Sentiment Analysis for Bank of America

Inspiration :

To be able to build a machine learning model that could predict the sentiment of twitter data

What it does :

We get 5000 random tweets about USbanks using twitter API and analyze the sentiment whether it's a positive, negative or neutral tweets for the banks.

How we built it :

After get the tweets from Twitter API, we preprocess the data by removing punctuations from the tweets, converting tweet strings to lowercase, tokenizing the tweets, removing stopwords and Lemmatizing the tweets using POS tags. Getting the polarity of the tweets by vader sentiment analysis to get the target variable(prediction). Polarity divides the tweets into positive, negative and neutral tweets. Then we convert strings to vectors and then applying TF-IDF to vectors to check how relevant are the words. By applying naive bayes multinomial classifier we got the accuracy of 80.11 percent, by random forest classifier we got the accuracy of 84.24 percent.

Challenges we ran into :

We did not have a label dataset on which we could train and then test our model so we create the target by using vader sentiment. However this is not the best approach. We could have analyzed more could have used clustering algorithms for unsupervised data.

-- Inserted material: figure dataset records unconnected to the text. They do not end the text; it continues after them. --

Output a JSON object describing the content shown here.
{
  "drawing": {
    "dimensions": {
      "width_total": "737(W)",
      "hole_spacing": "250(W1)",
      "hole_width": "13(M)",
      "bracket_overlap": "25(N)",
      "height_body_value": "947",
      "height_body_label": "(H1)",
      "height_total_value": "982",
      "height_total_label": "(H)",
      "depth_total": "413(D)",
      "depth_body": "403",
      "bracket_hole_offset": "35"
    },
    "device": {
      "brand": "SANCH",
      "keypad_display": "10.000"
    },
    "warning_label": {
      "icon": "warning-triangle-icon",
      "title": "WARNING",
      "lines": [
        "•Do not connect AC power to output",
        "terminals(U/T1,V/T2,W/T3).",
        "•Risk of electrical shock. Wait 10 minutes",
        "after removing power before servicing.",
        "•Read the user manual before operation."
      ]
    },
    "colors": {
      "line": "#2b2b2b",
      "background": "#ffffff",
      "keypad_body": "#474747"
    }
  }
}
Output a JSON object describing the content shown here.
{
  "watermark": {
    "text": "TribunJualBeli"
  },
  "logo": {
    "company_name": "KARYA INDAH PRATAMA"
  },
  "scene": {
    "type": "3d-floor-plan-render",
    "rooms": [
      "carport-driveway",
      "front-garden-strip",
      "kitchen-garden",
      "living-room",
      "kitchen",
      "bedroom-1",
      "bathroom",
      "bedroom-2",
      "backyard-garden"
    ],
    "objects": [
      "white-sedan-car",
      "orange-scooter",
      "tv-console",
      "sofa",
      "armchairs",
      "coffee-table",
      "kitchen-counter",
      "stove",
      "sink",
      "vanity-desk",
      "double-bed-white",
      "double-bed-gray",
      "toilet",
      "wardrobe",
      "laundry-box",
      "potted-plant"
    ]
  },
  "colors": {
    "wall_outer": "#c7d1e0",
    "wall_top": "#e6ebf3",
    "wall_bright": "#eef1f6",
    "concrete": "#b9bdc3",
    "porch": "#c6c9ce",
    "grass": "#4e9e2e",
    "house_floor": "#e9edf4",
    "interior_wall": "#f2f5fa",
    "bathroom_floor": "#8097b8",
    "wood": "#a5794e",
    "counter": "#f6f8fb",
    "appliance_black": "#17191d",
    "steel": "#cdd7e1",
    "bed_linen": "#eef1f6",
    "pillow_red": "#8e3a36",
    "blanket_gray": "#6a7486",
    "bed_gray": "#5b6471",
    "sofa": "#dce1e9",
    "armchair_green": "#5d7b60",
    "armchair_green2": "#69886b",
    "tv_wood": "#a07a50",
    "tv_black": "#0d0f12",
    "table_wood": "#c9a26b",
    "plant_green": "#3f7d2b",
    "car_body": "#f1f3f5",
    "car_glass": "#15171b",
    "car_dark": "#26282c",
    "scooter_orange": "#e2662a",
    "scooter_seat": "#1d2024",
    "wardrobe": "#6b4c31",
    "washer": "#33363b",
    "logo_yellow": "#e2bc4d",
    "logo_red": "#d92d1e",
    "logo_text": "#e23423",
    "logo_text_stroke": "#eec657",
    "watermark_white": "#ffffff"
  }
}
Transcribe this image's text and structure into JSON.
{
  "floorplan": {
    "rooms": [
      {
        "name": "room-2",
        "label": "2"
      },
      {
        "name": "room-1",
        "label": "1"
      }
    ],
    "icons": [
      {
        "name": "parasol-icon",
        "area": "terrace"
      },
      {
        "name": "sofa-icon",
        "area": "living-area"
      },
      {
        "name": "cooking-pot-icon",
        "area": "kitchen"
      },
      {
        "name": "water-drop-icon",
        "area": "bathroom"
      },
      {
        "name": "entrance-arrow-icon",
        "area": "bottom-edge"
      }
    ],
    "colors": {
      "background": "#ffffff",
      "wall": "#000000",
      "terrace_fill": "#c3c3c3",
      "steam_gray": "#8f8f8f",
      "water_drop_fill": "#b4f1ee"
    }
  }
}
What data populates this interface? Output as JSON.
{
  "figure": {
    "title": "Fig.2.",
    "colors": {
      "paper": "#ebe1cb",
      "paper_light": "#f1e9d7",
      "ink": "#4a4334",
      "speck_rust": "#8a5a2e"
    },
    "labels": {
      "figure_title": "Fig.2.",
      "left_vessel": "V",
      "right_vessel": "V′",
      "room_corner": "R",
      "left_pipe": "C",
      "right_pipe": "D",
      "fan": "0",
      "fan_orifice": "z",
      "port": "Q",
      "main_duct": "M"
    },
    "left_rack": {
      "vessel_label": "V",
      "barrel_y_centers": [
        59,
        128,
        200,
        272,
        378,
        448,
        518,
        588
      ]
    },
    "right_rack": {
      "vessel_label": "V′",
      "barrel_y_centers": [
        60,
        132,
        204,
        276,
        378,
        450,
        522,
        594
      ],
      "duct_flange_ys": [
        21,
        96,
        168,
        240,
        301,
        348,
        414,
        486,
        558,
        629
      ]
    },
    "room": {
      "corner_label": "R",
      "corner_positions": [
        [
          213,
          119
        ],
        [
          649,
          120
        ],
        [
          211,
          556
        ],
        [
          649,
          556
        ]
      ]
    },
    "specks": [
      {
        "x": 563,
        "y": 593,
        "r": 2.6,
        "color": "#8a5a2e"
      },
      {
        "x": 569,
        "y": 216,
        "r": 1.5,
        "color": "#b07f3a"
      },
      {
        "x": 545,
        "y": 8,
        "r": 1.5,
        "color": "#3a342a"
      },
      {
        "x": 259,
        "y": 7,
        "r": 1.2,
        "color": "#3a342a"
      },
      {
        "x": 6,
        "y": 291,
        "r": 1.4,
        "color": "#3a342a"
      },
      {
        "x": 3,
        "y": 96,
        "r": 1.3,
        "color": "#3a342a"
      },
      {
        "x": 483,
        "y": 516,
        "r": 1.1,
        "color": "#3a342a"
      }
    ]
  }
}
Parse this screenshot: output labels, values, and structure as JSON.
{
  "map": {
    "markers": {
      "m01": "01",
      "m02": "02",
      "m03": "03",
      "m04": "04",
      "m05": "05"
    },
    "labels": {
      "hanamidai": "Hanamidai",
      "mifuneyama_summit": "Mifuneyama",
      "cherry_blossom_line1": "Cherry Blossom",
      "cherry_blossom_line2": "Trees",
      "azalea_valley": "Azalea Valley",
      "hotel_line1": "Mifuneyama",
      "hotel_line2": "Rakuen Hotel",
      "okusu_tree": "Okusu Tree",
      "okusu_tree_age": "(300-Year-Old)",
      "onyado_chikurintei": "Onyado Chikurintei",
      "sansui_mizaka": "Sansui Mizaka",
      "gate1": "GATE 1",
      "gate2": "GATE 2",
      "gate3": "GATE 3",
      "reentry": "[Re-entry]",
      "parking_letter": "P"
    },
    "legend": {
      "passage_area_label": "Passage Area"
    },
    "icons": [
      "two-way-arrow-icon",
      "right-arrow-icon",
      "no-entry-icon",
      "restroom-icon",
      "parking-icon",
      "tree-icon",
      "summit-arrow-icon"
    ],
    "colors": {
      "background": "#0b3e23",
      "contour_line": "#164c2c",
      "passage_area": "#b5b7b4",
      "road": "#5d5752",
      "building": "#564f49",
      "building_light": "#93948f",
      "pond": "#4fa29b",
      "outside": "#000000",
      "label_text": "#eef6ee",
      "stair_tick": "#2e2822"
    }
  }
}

Accomplishments that we're proud of :

This is the very basic model. We think to start with NLP we are good to go but in real time project we need to dive in more advance methods such as RNN or LSTM.

What we learned :

This was our first hackathon event so it was overwhelming experience, knowing people, exchanging ideas, learning from different teams and at last applying and testing our knowledge what we know and how much more we could do.